Definition of discipline: Making yourself do something you really don’t want to do, in order to get a result you really want to get. – Andy Andrews
A recent study by the National Foundation for Credit Counseling found that 61% of people don’t have a budget. While there are many reasons why people don’t budget – too busy, think they don’t make enough, don’t know where to start – I think at the heart of many people’s failure to budget is the simple fear that if they had a budget, then they could not have what they want.
Let’s face it; our society isn’t exactly very good at telling ourselves no. The credit industry has made it so easy that there is very little need to think about denying yourself. Whether it is credit cards or 90 days same as cash deals, the message is buy what you want now and worry about paying for it later.
The power of “No”
That little word “no” though is one of the keys to financial success. But, (and this is very important!) saying no does not mean you can’t have what you want. In fact, by saying no to less important things, you make sure you will be able to say yes to what really matters. It is really about prioritizing your money. And that’s all a budget really is.
The key to being able to say no is understanding what you want to say yes to.
What helps give us the ability to say no is knowing what is at stake and having a vision of what could be. If you aren’t connected to the larger vision, then in a moment, you cave and say yes to something you really ought to say no to. Remember that when you say no you are saying yes to something bigger and more significant.
So what do you really want? What are your goals? What matters most to you?
Maybe it’s travel. Maybe you wish you had a bigger house or a house in a better neighborhood. Maybe it’s a hobby that you really love to pursue. Maybe you dream of being able to quit your job and stay home with the kids.
Maybe if things are really tight, you just really want to make sure you can continue to provide food and shelter for your family or perhaps you dream of what it would be like to be debt free.
Spend some time thinking about those dreams. What is really most important to you?
Write them down
Once you have decided on what your goals are, write them down. There is power in written goals. Goals that are not written down are just wishes.
Put them where you will see them
Once you have written them down, keep them somewhere that you will see them. Post them on the refrigerator or the bathroom mirror. Tack them on the wall at work. Attach then to the visor in the car.
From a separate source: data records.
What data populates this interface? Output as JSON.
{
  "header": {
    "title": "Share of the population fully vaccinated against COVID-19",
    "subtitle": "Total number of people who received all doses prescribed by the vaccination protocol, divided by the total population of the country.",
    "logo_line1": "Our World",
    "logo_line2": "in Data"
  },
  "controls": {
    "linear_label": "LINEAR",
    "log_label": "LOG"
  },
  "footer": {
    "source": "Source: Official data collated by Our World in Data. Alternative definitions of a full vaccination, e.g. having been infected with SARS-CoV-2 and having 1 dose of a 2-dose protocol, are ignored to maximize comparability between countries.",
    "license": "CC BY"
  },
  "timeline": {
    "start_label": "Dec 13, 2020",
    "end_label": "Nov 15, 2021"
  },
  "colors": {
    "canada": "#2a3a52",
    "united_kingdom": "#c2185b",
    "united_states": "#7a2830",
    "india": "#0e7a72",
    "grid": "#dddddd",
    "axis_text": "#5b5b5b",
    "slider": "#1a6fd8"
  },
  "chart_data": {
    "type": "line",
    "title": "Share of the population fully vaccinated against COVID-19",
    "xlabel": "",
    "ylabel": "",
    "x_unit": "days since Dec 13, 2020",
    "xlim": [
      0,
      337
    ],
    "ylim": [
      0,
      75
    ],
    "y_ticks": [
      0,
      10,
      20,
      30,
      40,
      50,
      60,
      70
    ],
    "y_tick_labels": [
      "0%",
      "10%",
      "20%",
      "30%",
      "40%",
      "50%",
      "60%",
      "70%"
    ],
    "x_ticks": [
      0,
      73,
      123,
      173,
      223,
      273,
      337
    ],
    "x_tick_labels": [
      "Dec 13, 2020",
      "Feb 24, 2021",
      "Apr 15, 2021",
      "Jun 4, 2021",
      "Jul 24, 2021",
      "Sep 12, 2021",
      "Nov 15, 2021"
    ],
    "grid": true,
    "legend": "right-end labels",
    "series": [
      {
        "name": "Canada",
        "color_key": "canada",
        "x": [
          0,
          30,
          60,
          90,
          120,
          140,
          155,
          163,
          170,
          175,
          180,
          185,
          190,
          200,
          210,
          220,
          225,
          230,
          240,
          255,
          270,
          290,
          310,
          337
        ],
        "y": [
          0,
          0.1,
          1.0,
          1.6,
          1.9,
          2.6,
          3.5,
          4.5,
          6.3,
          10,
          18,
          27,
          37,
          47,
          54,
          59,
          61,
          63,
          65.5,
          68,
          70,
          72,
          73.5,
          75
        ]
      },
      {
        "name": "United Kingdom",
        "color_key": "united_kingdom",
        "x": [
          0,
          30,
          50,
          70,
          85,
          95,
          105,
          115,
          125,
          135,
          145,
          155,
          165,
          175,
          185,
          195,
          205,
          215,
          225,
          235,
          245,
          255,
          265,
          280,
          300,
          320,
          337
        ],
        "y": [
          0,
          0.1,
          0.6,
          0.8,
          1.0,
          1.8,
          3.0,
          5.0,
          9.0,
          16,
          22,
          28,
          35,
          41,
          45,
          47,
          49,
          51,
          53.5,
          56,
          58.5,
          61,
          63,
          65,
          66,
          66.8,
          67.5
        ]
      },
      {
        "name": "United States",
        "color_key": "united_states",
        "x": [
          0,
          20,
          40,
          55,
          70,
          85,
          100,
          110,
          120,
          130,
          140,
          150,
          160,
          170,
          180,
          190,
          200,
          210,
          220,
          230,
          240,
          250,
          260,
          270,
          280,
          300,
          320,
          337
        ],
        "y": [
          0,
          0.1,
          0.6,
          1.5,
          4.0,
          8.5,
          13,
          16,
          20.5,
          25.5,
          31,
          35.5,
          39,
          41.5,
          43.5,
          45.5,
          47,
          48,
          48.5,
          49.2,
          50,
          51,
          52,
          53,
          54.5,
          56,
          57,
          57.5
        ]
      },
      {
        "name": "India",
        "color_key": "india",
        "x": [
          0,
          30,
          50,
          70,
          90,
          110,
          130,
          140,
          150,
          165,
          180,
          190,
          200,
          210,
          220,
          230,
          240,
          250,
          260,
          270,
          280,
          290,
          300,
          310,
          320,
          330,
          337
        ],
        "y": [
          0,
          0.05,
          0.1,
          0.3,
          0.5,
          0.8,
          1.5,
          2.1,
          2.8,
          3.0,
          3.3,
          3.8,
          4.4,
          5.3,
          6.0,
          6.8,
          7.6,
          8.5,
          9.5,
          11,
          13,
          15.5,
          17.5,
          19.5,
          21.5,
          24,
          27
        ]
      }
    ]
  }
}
Maybe put them in your wallet next to that plastic.
By having it somewhere you will see it, when you are tempted to spend money, you have a reminder of what you really want most.
Create your budget with your goals in mind
Now create that budge,t but think about those goals as you decide how you will spend your money.
I can have the super-sized cable package with 546 channels, but if I do that I can’t save for that vacation I really want to enjoy with my family. Maybe I could downsize, as I never watch 90% of those channels anyway, or maybe I could do away with cable all together.
I can plan to eat out with my buddies at the office each day. But if on the other hand I saved that $100 a month I am spending on lunches, I could retire someday with more than a half a millon dollars in savings.
I could buy a new car like my neighbor just did, but if I have a $450 car payment then I won’t be able to pay any extra on my credit cards and I’ll be in debt for years. Or I could squeeze a couple more years out of my current car, buckle down, and knock out that debt.
Keeping the greater vision in mind
Andy Andrews defines discipline as making yourself do something you really don’t want to do, in order to get a result you really want to get. That’s really at the heart of successful budgeting. It would be nice if we all made so much money that we could have anything we wanted, but for almost all of us that isn’t the case. And so we must make choices.
Understand that every time you say yes to a purchase, you are also saying no to something else you could be doing with that money. That doesn’t mean you should feel guilty any time you buy something. But by having that bigger picture vision of what you really desire, you have a framework for making sure you say yes to what matters most.